An independent agency should be established to oversee the disposal of the nation’s nuclear waste, New Power Party (NPP) Legislator Huang Kuo-chang (黃國昌) said yesterday, as controversy continues over plans to store spent nuclear fuel following the decommissioning of the nation’s nuclear power plants.
“The Nuclear Materials and Radioactive Waste Management Act (放射性物料管理法) is outdated and does not reflect the necessity of allowing the public to participate in the review process,” Huang said at a public hearing at the Legislative Yuan.
His New Taipei City district is home to the Guosheng Nuclear Power Plant in Wanli District (萬里) and the site of the now-sealed Fourth Nuclear Power Plant.
“The law lacks any conception of short and medium-term temporary storage, only focusing on final storage of the materials,” Huang said.
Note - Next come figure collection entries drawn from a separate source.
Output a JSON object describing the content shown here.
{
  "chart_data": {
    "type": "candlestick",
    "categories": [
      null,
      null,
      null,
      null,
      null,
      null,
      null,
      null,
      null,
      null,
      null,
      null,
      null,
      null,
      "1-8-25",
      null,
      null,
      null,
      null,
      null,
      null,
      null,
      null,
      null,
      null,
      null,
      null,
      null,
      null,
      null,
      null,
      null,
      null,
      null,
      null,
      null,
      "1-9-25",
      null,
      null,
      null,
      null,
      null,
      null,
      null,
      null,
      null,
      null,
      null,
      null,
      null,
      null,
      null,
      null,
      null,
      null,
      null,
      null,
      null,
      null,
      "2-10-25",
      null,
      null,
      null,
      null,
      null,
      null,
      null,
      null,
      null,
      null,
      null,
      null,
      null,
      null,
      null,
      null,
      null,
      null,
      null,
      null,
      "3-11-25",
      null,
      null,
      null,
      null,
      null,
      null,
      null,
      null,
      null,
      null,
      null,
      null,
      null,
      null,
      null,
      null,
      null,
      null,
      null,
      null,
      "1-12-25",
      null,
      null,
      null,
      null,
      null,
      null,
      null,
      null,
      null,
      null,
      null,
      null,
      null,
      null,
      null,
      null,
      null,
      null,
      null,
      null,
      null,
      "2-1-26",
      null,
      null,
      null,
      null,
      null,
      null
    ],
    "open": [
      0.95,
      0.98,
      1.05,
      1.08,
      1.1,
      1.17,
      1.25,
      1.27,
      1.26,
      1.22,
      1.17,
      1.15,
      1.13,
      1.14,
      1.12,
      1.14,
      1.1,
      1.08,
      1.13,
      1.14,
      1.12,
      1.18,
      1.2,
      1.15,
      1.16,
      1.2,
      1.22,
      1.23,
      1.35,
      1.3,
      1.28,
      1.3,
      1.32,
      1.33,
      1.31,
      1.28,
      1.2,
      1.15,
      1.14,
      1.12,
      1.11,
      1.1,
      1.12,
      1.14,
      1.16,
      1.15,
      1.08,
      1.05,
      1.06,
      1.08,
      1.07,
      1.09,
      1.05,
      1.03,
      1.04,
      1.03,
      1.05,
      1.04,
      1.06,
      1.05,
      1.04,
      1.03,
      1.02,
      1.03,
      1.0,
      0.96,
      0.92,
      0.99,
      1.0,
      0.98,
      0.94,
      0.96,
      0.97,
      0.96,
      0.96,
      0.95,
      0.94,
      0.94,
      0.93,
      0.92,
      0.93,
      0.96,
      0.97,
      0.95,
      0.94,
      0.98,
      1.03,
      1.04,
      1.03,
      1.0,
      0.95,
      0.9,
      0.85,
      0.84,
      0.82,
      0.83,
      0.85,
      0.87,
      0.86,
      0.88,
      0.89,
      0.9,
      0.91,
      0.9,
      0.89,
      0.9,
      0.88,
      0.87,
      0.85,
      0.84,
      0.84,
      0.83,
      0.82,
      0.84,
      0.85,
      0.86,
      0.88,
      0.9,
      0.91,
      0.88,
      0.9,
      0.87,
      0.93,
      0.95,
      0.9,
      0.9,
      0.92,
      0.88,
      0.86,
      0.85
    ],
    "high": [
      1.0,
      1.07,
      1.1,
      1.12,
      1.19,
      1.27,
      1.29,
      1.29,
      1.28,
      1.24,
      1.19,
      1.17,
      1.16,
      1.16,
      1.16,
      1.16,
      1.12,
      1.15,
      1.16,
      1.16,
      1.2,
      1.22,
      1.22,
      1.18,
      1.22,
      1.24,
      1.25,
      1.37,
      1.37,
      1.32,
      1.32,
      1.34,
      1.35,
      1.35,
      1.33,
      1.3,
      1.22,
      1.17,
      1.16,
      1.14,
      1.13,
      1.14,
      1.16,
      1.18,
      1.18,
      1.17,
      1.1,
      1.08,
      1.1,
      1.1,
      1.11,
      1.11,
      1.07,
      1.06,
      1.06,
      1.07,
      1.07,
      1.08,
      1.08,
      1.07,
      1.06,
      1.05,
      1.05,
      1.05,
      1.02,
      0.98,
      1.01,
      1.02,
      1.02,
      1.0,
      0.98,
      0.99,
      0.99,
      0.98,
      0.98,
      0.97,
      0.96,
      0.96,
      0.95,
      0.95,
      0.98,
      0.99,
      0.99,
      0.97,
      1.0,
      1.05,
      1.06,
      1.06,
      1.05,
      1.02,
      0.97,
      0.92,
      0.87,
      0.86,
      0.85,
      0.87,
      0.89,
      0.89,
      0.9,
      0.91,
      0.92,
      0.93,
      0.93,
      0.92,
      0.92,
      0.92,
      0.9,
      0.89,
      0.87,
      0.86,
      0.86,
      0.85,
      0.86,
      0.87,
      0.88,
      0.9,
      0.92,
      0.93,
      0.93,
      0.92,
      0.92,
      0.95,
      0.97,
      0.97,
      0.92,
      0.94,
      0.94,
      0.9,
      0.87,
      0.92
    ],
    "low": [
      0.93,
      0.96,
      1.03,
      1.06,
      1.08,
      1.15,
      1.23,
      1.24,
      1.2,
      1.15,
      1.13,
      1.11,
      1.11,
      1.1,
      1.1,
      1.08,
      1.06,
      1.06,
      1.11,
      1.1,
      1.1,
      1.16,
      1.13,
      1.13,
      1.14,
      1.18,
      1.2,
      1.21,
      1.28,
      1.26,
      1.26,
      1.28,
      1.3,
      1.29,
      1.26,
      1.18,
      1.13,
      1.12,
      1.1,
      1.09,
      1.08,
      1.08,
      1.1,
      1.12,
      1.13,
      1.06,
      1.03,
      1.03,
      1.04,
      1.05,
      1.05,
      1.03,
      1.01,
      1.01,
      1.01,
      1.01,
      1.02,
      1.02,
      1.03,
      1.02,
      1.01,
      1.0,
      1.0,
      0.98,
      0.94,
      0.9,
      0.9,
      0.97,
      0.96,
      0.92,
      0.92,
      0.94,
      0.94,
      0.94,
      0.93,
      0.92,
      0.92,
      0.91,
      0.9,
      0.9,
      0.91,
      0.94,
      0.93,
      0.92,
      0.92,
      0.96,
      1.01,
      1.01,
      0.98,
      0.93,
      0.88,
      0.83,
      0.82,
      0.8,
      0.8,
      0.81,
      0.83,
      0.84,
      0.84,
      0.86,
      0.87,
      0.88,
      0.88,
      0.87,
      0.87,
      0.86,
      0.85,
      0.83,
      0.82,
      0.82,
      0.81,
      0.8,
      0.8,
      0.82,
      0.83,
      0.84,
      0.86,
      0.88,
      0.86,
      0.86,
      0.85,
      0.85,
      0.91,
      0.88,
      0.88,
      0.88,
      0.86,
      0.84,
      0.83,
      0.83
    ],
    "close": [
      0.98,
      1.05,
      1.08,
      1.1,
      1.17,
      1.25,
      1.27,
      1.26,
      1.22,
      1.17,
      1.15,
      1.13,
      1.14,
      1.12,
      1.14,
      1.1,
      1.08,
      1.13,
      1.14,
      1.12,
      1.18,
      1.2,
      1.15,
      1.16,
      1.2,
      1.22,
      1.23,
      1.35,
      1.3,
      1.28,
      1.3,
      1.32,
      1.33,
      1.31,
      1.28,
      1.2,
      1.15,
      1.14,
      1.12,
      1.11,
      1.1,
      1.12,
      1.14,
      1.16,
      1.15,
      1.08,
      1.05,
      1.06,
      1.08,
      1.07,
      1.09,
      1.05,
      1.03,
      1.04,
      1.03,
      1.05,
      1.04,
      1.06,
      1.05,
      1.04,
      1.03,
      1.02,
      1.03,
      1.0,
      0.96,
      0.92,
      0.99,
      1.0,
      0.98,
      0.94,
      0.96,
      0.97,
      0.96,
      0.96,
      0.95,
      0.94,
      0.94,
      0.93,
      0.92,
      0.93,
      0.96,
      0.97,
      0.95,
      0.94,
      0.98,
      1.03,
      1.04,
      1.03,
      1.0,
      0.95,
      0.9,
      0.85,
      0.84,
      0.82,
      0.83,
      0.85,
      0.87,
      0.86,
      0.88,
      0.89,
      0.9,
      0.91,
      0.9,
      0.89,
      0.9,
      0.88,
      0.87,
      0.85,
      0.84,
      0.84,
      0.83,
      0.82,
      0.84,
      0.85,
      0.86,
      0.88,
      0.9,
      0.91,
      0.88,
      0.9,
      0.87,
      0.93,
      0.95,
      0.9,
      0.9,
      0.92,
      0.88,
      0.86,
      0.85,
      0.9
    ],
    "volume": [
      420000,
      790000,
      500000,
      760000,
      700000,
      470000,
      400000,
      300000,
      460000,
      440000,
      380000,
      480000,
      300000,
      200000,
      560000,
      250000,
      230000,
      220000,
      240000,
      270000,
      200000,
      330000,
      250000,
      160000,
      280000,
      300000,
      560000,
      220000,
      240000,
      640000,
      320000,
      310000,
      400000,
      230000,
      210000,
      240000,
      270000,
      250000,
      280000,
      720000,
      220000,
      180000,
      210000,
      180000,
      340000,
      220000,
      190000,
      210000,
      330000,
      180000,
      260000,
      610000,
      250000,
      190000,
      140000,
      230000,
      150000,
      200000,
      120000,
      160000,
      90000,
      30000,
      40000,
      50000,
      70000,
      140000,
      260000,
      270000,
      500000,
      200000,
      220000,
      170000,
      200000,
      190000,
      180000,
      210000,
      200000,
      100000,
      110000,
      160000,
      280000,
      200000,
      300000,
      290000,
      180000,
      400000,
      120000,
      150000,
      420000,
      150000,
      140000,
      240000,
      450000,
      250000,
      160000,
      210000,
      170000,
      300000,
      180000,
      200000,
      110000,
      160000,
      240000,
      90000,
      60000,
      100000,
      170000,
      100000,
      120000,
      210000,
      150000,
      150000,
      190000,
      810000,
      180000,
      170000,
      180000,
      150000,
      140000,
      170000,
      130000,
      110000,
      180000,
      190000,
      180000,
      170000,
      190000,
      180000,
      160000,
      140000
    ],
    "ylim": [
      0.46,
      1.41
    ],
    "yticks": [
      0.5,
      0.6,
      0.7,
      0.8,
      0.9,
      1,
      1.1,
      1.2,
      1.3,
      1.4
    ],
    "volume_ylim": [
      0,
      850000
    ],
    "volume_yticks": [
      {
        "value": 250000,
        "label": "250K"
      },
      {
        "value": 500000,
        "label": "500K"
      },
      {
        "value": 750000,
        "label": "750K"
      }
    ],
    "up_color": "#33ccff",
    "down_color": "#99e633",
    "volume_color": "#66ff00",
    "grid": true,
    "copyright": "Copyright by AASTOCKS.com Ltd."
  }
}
“However, we all know that final storage will not happen for the foreseeable future and we have to think about how we are going to handle the problem in the interim,” Huang said, adding that an independent agency should be established to decide the matter according to an open review process based on objective guidelines.
Taiwan Power Co (Taipower), which operates the nuclear power plants, is left to come up with plans internally without clear legal guidelines, he said.
With the nation’s three usable nuclear plants to be decommissioned by 2025, finding a way to dispose of their spent nuclear fuel has become a pressing problem, even as the government has continued to struggle to find a new storage site for materials contaminated with “low level” radiation.
Over the past 20 years, newly contaminated material has been stored onsite at nuclear power plants, while Orchid Island (Lanyu, 蘭嶼) continues to house older waste, despite government promises to find another site.
National Taiwan Ocean University professor emeritus of applied geosciences Lee Chao-shing (李昭興) said finding a safe medium-term storage site for spent fuel and contaminated materials would be difficult given the nation’s geology.
“In Taiwan, there are approximately 30,000 earthquakes, both big and small, every year on average, while the central mountain range is being raised by between 4cm and 5cm every year,” Lee said.
“In this kind of active geological environment, looking for a medium-term storage site is a little bit like looking for fish in a tree, but that is our task,” he said.
As finding a permanent, safe storage site is likely impossible, nuclear waste should be sent for reprocessing overseas to reduce its volume before being sold to other countries as nuclear fuel, Lee said.
Taipower vice president Tsai Fuh-feng (蔡富豐) said a medium-term storage site would not be identified until 2038 according to company plans, adding that people refusing to agree to referendums on alternative sites was to blame for delays in removing waste from Orchid Island.
According to the Act on Sites for Establishment of Low Level Radioactive Waste Final Disposal Facility (低放射性廢棄物最終處置設施場址設置條例), any disposal site must be approved in a referendum by the municipality or county to house it.
“Even though we have done our best to come up with all sorts of plans and we have several possible sites, the reality is that there are already certain facts on the ground,” Tsai said, adding that legislation to establish an independent platform to come up with a consensus on how to address the issue should be prepared to provide the company with a clear legal basis for disposal plans.
The company has pushed for permission to construct “temporary” storage facilities at nuclear plants after they are decommissioned.